As stated on April 17, the New York Stock Exchange's highest priority is ensuring a fair and open market for all investors. Part of that commitment is our rigorous program of monitoring the trading and conduct of our members and member firms, including continuous surveillance of every order and transaction on our trading floor. As the leading self-regulatory organization, the NYSE has for 30 years publicly announced our disciplinary actions for violations of Exchange rules and federal securities laws. Today, these actions are released to the news media monthly, and concurrently posted on nyse.com.

Although the NYSE's long-standing policy is to not comment while a regulatory matter is in progress, we are making an exception in connection with a current review of trading at several specialist firms. This investigation has generated substantial erroneous reporting and speculation in the media, led by The Wall Street Journal. As always, if the matter proceeds, the NYSE will disclose if disciplinary actions are taken. In the interim, in order to set the record straight and prevent misinformation from being repeated so frequently that it appears to be factual, the NYSE provides the following facts about the investigation:

The current investigation does not focus on front-running, contrary to what has been reported numerous times in the Journal, in the Journal's reports on CNBC, and elsewhere. In fact, the investigation focuses on possible violations of the specialist's "negative obligation." This is the requirement to provide an opportunity for public orders to be executed against each other within the current market and without undue dealer intervention. In other words, the specialist must "stand out of the way" when a natural match can occur between buyer and seller. Front-running is trading for one's own account with knowledge of an order or orders that will materially impact the price of a stock. The activity under investigation by the NYSE is not front-running.

The Journal reported that the probe was started by investor complaints or by specialist firms failing NYSE audits; neither is correct. No firms failed an examination, and in fact, the NYSE does not conduct audits. The investigation was initiated by an NYSE Market Surveillance analyst who was suspicious of trading in an individual stock. Market Surveillance then began an aggressive program surveilling for similar trading practices in other stocks.

To cite a hypothetical example of the practice being examined: In very liquid stocks, market orders typically begin queuing for a period of seconds while a specialist is electronically reporting completed trades to the tape. If market orders are received on both sides of the market during this period, the specialist is required to pair these orders.
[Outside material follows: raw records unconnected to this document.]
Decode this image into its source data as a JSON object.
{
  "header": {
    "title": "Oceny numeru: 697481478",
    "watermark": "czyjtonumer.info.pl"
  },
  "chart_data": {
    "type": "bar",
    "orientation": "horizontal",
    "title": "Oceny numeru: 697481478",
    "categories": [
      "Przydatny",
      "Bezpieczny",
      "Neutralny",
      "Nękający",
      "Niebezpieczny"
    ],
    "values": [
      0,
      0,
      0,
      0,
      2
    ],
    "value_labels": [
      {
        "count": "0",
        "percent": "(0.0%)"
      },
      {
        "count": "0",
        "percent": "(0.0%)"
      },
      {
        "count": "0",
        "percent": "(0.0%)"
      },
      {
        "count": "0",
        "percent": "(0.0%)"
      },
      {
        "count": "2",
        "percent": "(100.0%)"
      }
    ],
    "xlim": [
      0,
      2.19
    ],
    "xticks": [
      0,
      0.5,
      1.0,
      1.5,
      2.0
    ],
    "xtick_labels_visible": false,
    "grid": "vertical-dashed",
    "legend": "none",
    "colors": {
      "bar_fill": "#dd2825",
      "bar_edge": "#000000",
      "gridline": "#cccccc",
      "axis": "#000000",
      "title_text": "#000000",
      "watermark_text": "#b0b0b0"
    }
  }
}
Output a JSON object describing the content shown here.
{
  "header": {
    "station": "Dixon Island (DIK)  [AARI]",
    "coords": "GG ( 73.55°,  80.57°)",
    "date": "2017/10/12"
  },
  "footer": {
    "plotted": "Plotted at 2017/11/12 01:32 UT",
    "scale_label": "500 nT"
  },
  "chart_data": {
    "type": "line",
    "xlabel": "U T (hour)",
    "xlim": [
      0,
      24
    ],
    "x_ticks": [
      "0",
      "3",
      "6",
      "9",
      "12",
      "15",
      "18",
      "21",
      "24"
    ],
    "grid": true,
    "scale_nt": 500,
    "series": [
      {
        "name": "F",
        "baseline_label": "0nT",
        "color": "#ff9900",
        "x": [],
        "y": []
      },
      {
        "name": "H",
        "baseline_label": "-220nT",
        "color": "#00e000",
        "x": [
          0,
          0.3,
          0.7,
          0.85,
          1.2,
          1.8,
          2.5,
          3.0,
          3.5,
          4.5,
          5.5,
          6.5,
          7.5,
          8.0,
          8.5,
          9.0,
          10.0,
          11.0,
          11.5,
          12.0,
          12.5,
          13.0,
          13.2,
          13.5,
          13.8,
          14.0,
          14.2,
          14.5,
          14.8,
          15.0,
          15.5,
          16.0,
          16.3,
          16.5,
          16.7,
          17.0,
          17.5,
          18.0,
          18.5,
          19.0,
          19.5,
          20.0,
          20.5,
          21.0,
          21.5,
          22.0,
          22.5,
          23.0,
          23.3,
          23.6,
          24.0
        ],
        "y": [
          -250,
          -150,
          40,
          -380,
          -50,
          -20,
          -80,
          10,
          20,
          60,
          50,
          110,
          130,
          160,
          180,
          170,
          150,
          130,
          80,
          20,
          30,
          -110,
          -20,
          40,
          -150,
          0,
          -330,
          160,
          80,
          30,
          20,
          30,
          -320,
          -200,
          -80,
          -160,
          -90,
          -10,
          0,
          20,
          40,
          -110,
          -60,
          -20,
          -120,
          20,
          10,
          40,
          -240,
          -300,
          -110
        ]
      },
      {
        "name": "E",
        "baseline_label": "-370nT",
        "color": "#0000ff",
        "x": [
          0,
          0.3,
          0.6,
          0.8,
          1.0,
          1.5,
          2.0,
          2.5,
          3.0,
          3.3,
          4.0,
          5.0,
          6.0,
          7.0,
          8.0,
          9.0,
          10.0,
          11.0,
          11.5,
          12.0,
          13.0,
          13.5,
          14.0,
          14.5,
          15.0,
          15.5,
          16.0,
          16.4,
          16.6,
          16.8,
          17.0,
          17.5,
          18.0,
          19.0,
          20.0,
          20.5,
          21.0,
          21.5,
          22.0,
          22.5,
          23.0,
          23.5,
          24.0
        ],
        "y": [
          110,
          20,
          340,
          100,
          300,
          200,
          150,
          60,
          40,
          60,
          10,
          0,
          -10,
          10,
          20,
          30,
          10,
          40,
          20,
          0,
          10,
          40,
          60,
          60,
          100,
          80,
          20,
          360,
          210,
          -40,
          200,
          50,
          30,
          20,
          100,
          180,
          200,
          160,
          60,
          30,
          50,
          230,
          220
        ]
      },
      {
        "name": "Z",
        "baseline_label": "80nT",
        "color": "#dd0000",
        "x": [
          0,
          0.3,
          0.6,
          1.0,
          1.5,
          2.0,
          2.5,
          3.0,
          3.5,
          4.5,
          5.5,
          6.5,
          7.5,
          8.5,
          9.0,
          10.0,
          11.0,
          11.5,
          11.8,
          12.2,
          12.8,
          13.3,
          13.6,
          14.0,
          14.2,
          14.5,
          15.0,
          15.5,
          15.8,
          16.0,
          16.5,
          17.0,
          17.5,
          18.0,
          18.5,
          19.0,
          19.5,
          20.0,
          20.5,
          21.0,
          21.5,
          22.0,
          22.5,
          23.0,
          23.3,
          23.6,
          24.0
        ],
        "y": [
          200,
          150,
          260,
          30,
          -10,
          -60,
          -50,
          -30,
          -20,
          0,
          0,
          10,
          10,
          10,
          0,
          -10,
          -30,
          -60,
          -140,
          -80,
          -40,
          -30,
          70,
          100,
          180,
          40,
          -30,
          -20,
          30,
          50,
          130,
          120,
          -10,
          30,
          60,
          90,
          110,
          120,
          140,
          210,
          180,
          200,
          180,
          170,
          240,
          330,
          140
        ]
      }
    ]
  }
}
If the stock is bid for $25.00 and offered at $25.01, the specialist is obligated to pair market orders at $25.00 or $25.01. If, instead, the specialist executes all of the orders that could have been paired at the quoted prices -- buying from the sellers at $25.00, and then selling to buyers at $25.01 -- he or she is in violation of NYSE rules. While this is a standard practice in dealer markets, it is prohibited in the NYSE auction market.

We emphasize that at this time no one has been charged with any violations and nothing is proven, and that the investigation is ongoing. Nor is there certainty that there was improper activity in all stocks currently being reviewed. This is not to diminish the seriousness of the alleged violations, however. NYSE Chairman and Chief Executive Officer Dick Grasso has said in recent interviews that a single instance of wrongdoing is one too many.